Cuando todo terminó, Ellis bajó la cabeza hasta el hombro y movió dulcemente los labios rozando la suave piel de su cuello, murmurando palabras que ella no podía entender. Después de uno o dos minutos, dio un suspiro de satisfacción, la besó en la boca, se puso de rodillas y le besó los senos, Después la besó en el sexo. El cuerpo de Jane respondió de inmediato y alzó las caderas para presionar contra los labios de Ellis. Sabiendo que ella, una vez más, estaba excitándose, Ellis comenzó a lamer, y, como siempre, pensar en él lamiéndola mientras su semen goteaba todavía, casi la enloquecía, y se corrió en seguida, gritando el nombre de Ellis hasta que el espasmo pasó.

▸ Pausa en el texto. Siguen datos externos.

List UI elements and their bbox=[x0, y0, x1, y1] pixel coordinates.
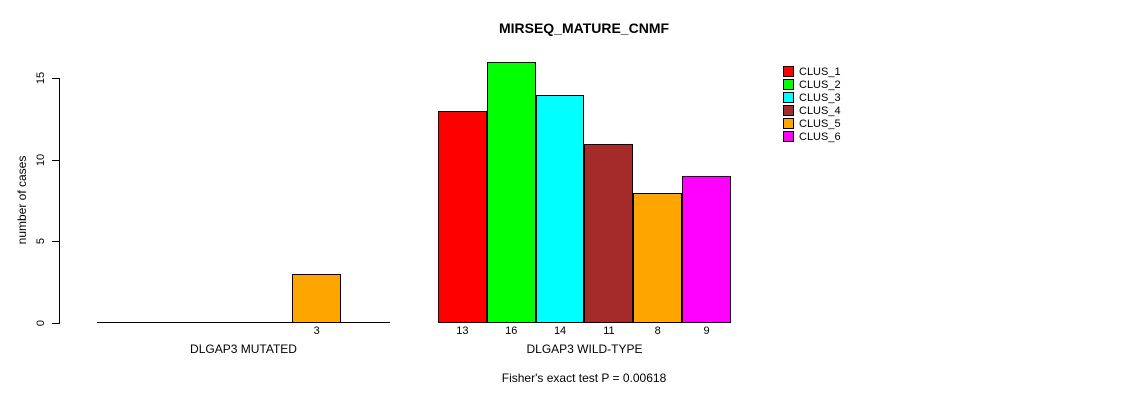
y-axis-label: number of cases bbox=[15, 155, 29, 245]
legend-label: CLUS_2 bbox=[799, 79, 841, 91]
bar-clus-3 bbox=[535, 95, 585, 323]
bar-value-label: 16 bbox=[505, 325, 518, 337]
y-axis-line bbox=[59, 78, 60, 323]
legend-swatch-clus-3 bbox=[783, 92, 794, 103]
legend-label: CLUS_4 bbox=[799, 105, 841, 117]
y-axis-tick bbox=[52, 78, 60, 79]
legend-label: CLUS_1 bbox=[799, 66, 841, 78]
y-tick-label: 5 bbox=[35, 237, 47, 245]
bar-value-label: 14 bbox=[553, 325, 567, 337]
y-tick-label: 0 bbox=[35, 319, 47, 327]
legend-swatch-clus-1 bbox=[783, 66, 794, 77]
bar-clus-5 bbox=[633, 193, 683, 323]
bar-value-label: 13 bbox=[456, 325, 469, 337]
legend-swatch-clus-4 bbox=[783, 105, 794, 116]
y-axis-tick bbox=[52, 160, 60, 161]
bar-value-label: 3 bbox=[313, 325, 320, 337]
bar-clus-1 bbox=[438, 111, 487, 323]
bar-value-label: 11 bbox=[603, 325, 615, 337]
bar-clus-6 bbox=[682, 176, 731, 323]
y-axis-tick bbox=[52, 323, 60, 324]
zero-baseline bbox=[97, 322, 390, 323]
fisher-test-annotation: Fisher's exact test P = 0.00618 bbox=[501, 371, 667, 385]
bar-clus-2 bbox=[486, 62, 536, 323]
x-group-label: DLGAP3 MUTATED bbox=[190, 342, 297, 356]
bar-value-label: 8 bbox=[654, 325, 661, 337]
bar-clus-4 bbox=[584, 144, 634, 323]
bar-clus-5 bbox=[292, 274, 342, 323]
x-group-label: DLGAP3 WILD-TYPE bbox=[526, 342, 643, 356]
y-tick-label: 15 bbox=[35, 71, 47, 85]
y-tick-label: 10 bbox=[35, 153, 47, 167]
legend-swatch-clus-2 bbox=[783, 79, 794, 90]
legend-label: CLUS_6 bbox=[799, 131, 841, 143]
bar-value-label: 9 bbox=[703, 325, 710, 337]
chart-title: MIRSEQ_MATURE_CNMF bbox=[498, 20, 670, 36]
legend-label: CLUS_5 bbox=[799, 118, 841, 130]
y-axis-tick bbox=[52, 241, 60, 242]
legend-label: CLUS_3 bbox=[799, 92, 841, 104]
legend-swatch-clus-6 bbox=[783, 131, 794, 142]
legend-swatch-clus-5 bbox=[783, 118, 794, 129]
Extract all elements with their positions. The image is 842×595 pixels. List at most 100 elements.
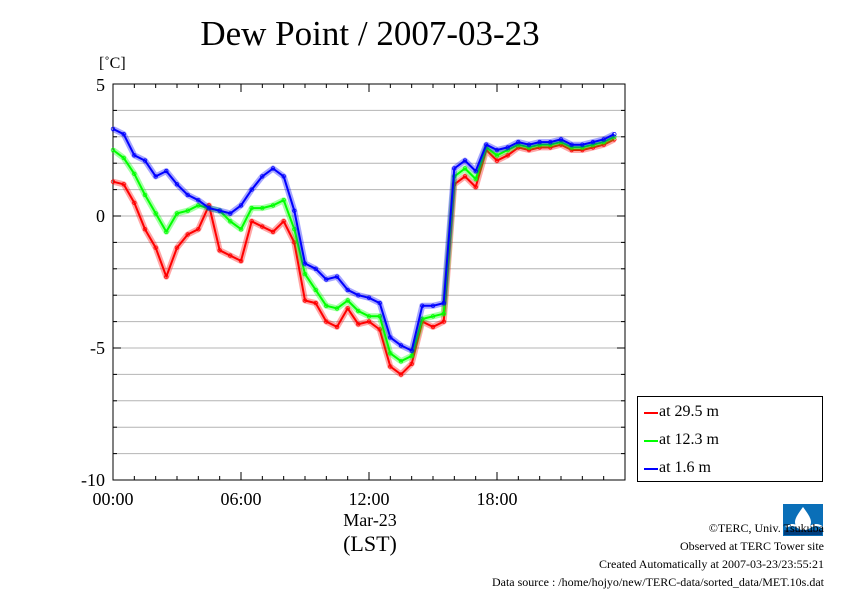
data-point xyxy=(238,258,244,264)
y-tick-label: 0 xyxy=(96,206,105,226)
data-point xyxy=(366,319,372,324)
data-point xyxy=(174,182,180,187)
data-point xyxy=(388,351,393,356)
data-point xyxy=(334,324,340,330)
series-band xyxy=(112,136,616,378)
legend: at 29.5 m at 12.3 m at 1.6 m xyxy=(637,396,823,482)
data-point xyxy=(601,137,606,142)
data-point xyxy=(185,232,190,237)
data-point xyxy=(270,229,276,234)
data-point xyxy=(228,219,233,224)
data-point xyxy=(164,229,169,234)
data-point xyxy=(388,364,393,369)
data-point xyxy=(409,348,414,353)
legend-label: at 29.5 m xyxy=(659,403,719,420)
data-point xyxy=(153,211,158,216)
legend-swatch-blue xyxy=(644,468,658,470)
series-line xyxy=(112,138,615,376)
data-point xyxy=(132,171,137,176)
data-point xyxy=(356,308,361,314)
chart-title: Dew Point / 2007-03-23 xyxy=(200,14,540,53)
data-point xyxy=(612,131,617,137)
x-tick-label: 18:00 xyxy=(476,489,518,509)
data-point xyxy=(590,139,596,145)
data-point xyxy=(409,361,414,366)
date-label: Mar-23 xyxy=(343,510,397,530)
y-tick-label: 5 xyxy=(96,75,105,95)
x-tick-label: 00:00 xyxy=(92,489,134,509)
data-point xyxy=(505,145,510,150)
data-point xyxy=(260,174,265,179)
data-point xyxy=(110,147,116,153)
legend-item: at 1.6 m xyxy=(638,457,822,477)
data-point xyxy=(153,245,158,250)
data-point xyxy=(441,319,446,324)
data-point xyxy=(281,174,286,179)
data-point xyxy=(484,142,489,147)
data-point xyxy=(185,192,190,198)
data-point xyxy=(313,287,318,293)
data-point xyxy=(249,219,254,224)
data-point xyxy=(260,205,265,211)
data-point xyxy=(580,142,585,147)
data-point xyxy=(366,295,372,300)
data-point xyxy=(153,174,158,179)
series-line xyxy=(112,135,615,363)
series-2 xyxy=(110,126,617,354)
data-point xyxy=(441,300,446,306)
data-point xyxy=(313,266,318,271)
data-point xyxy=(142,226,148,232)
data-point xyxy=(494,147,500,153)
data-point xyxy=(356,322,361,327)
data-point xyxy=(174,245,180,250)
data-point xyxy=(430,314,436,319)
data-point xyxy=(121,155,126,161)
data-point xyxy=(238,226,244,232)
data-point xyxy=(420,303,425,308)
data-point xyxy=(398,359,404,364)
series-band xyxy=(111,134,616,365)
data-point xyxy=(292,226,297,232)
series-1 xyxy=(110,134,617,365)
data-point xyxy=(228,211,233,216)
data-point xyxy=(377,300,382,306)
data-point xyxy=(206,205,212,211)
data-point xyxy=(377,314,382,319)
data-point xyxy=(185,208,190,213)
data-point xyxy=(473,168,478,174)
data-point xyxy=(462,166,468,171)
data-point xyxy=(430,324,436,330)
legend-swatch-red xyxy=(644,412,658,414)
data-point xyxy=(452,166,457,171)
data-point xyxy=(196,203,201,208)
data-point xyxy=(292,208,297,213)
data-point xyxy=(142,158,148,163)
credits: ©TERC, Univ. Tsukuba Observed at TERC To… xyxy=(492,519,824,591)
data-source-text: Data source : /home/hojyo/new/TERC-data/… xyxy=(491,575,824,589)
data-point xyxy=(345,298,350,303)
data-point xyxy=(313,300,318,306)
data-point xyxy=(238,203,244,208)
data-point xyxy=(516,139,521,145)
data-point xyxy=(174,211,180,216)
data-point xyxy=(324,303,329,308)
data-point xyxy=(217,208,222,213)
terc-logo-icon xyxy=(782,503,824,537)
data-point xyxy=(398,372,404,377)
data-point xyxy=(345,306,350,311)
data-point xyxy=(302,261,308,266)
series-0 xyxy=(110,136,617,378)
data-point xyxy=(292,240,297,245)
y-tick-label: -10 xyxy=(81,470,105,490)
data-point xyxy=(377,327,382,332)
legend-label: at 12.3 m xyxy=(659,431,719,448)
data-point xyxy=(164,168,169,174)
data-point xyxy=(494,153,500,158)
data-point xyxy=(366,314,372,319)
data-point xyxy=(388,335,393,340)
data-point xyxy=(345,287,350,293)
data-point xyxy=(558,137,564,142)
data-point xyxy=(110,126,116,132)
data-point xyxy=(526,142,532,147)
data-point xyxy=(548,139,553,145)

Por fin se dejó caer a su lado. Automáticamente se colocaron en la posición que siempre adoptaban después de hacer el amor: él rodeándola con un brazo, ella, apoyándole la cabeza sobre el hombro y con un muslo sobre la cadera de Ellis. El lanzó un enorme bostezo y ella le respondió con una risita. Se tocaron mutuamente de una manera casi letárgica, ella jugueteando con el pene fláccido de Ellis, él metiendo y sacando sus dedos de su vagina empapada. Ella le lamió el pecho y en su piel percibió el gusto salado del sudor. Le observó el cuello. Los rayos de la luna iluminaban las líneas y las arrugas que traicionaban su edad. Me lleva diez años —pensó Jane—. Tal vez sea por eso que es un amante tan extraordinario: porque es mayor.